Tierney seemingly absolved from NY Times public editor's corrections crusade

Since September 2, New York Times public editor Byron E. Calame has strongly and publicly criticized Times columnist Paul Krugman for failing to adequately correct an error in his August 19 column. Calame has persisted in criticizing Krugman, claiming in a September 26 Times op-ed and in two entries on his Times Web journal that the lack of an adequate “formal correction” from Krugman shows that “the corrections policy of Gail Collins, editor of the Times' editorial page, is not being fully enforced.” But, despite his professed intention to maintain accuracy on the Times' op-ed page, Calame has yet to criticize Times columnist John Tierney, whose twice-a-week columns have included several factual inaccuracies.

In his August 19 column, Krugman wrote of the 2000 presidential election: “Two different news media consortiums reviewed Florida's ballots; both found that a full manual recount would have given the election to Mr. Gore.” One week later, Krugman issued a correction to this statement at the bottom of his August 26 column, in which Krugman acknowledged that Calame “rightly” noted that he had “initially misstate[ed] the results of the 2000 Florida election study by a media consortium led by The Miami Herald.”

In a September 2 entry on his Web journal, Calame continued to press Krugman, claiming that the August 26 correction was inadequate because it “erred in describing the findings of the other news media consortium” that studied voting in Florida, a consortium “in which The Times was a participant.” In his correction, Krugman said that the Times consortium analysis “showed Al Gore winning all statewide manual recounts,” while Calame said that it determined Gore would have won in only five of the six recount scenarios. In fact, the study determined Gore would have prevailed in six of the seven statewide recount scenarios [Associated Press, 11/11/01]. Calame urged Krugman and Collins to issue a second formal correction in order to trigger a process that, unlike Krugman's August 26 correction, “appends it to the electronic versions of the article in NYTimes.com and in electronic databases.” Calame followed up with a September 16 post, in which he alleged that Krugman was not being held to the Times editorial page's corrections standard. “As a result, readers of nytimes.com who simply search for 'Krugman' won't find any indication that there are uncorrected errors in the columns the query turns up,” Calame wrote.

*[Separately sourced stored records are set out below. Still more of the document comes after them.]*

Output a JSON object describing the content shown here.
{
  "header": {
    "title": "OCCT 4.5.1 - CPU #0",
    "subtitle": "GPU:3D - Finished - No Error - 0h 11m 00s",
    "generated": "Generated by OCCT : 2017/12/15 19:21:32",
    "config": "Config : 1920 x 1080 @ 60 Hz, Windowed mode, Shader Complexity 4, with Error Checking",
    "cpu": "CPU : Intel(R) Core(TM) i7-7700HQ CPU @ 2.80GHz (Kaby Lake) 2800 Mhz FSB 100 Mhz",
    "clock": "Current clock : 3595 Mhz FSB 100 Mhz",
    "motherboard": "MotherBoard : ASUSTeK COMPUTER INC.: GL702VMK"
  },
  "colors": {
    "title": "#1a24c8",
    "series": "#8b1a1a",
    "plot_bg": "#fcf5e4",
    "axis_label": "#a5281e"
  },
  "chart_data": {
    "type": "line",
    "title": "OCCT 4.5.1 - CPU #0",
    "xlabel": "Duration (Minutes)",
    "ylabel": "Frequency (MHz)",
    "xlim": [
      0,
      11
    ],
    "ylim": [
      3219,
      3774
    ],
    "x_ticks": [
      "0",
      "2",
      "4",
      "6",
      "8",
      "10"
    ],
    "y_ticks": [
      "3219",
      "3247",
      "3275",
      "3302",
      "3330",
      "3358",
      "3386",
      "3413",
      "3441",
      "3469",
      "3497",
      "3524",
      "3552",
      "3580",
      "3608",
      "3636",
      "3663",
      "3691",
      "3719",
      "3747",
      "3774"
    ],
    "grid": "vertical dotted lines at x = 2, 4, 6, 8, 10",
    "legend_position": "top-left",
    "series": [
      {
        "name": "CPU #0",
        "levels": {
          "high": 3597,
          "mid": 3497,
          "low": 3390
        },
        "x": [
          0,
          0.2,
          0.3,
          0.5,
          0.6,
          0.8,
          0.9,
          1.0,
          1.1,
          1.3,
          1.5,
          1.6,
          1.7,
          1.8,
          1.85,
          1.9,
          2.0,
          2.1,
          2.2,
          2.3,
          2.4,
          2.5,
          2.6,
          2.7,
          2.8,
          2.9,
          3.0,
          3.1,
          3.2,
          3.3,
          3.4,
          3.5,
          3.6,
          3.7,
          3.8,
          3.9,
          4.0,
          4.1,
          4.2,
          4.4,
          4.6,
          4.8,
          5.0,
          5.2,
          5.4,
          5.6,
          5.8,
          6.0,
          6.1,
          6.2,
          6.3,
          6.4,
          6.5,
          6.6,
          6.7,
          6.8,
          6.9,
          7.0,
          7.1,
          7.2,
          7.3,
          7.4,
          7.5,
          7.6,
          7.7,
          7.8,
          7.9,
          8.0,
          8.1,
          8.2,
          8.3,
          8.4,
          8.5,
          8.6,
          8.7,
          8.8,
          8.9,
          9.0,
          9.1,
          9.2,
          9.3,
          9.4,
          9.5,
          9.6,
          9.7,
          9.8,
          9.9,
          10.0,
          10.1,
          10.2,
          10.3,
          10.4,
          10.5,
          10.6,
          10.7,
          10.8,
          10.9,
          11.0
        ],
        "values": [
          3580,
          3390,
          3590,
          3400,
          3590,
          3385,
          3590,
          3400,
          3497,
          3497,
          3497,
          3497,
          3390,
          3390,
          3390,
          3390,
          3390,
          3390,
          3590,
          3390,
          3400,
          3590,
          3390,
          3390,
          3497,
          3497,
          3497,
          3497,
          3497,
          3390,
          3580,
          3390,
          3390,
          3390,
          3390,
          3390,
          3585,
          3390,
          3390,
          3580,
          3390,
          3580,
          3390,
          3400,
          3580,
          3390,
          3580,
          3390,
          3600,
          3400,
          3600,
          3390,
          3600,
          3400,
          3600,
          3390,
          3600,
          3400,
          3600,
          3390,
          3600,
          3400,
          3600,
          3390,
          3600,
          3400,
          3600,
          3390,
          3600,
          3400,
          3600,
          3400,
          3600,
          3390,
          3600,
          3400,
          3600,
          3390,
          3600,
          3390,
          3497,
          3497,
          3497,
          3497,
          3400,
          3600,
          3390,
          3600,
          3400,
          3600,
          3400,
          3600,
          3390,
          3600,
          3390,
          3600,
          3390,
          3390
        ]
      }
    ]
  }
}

Lastly, in his September 26 column, Calame wrote:

Meanwhile, in the opinion section of The Times, the corrections policy of Gail Collins, the editor of the editorial page, is not being fully enforced. As I have written on my Web journal, Paul Krugman has not been required to correct, in the paper, recent acknowledged factual errors in his column about the 2000 election in Florida.

The Times has long been a trailblazer in its commitment to correcting errors. This is no time to let those standards slip -- even when well-known critics and columnists are involved.

After Times op-ed page editor David Shipley explained the editing and fact-checking processes for the paper's guest op-eds in a July 31 column, Media Matters for America noted that those same standards were apparently not being applied to the paper's regular columnists. Calame's pursuit of honest commentary from his paper's columnists has thus far focused solely on Krugman, ignoring the Times' conservative columnists and several factual inaccuracies that Media Matters has identified in their columns and that remain uncorrected. Tierney's columns offer some clear examples.

In his April 30 column, Tierney falsely claimed that Bush's proposal to address the solvency of Social Security by reducing benefits for upper- and middle-class workers would actually “improve benefits for the poor.” Tierney offered no support for his claim, and, according to a study by the Center on Budget and Policy Priorities of the plan developed by Robert C. Pozen, upon which the Bush proposal is reportedly based, it would likely cut the level of benefits promised under the current Social Security system for all workers making more than $20,000 a year -- or just above the poverty threshold of $19,157 for a family of four, with two children -- while leaving benefit levels for those making under $20,000 unchanged.

In his June 14 column (one of many devoted to praising Chile's privatized retirement system), Tierney falsely claimed that “Chileans who control their own private-account pensions don't have to count on politicians or groups like AARP to decide when they can retire. It's a personal choice, not a public battle.” The Chilean government, however, sets a minimum retirement age for the majority of workers participating in its pension system, just as the U.S. government does for Social Security.

In his August 7 column, Tierney claimed that "[i]n the 1930's, the Arctic was as warm as it is now." But according to the Arctic Council and the International Arctic Science Committee's October 2004 Arctic Climate Impact Assessment, average Arctic near-surface air temperatures today are approximately 0.5 degrees Celsius higher than in the 1930s.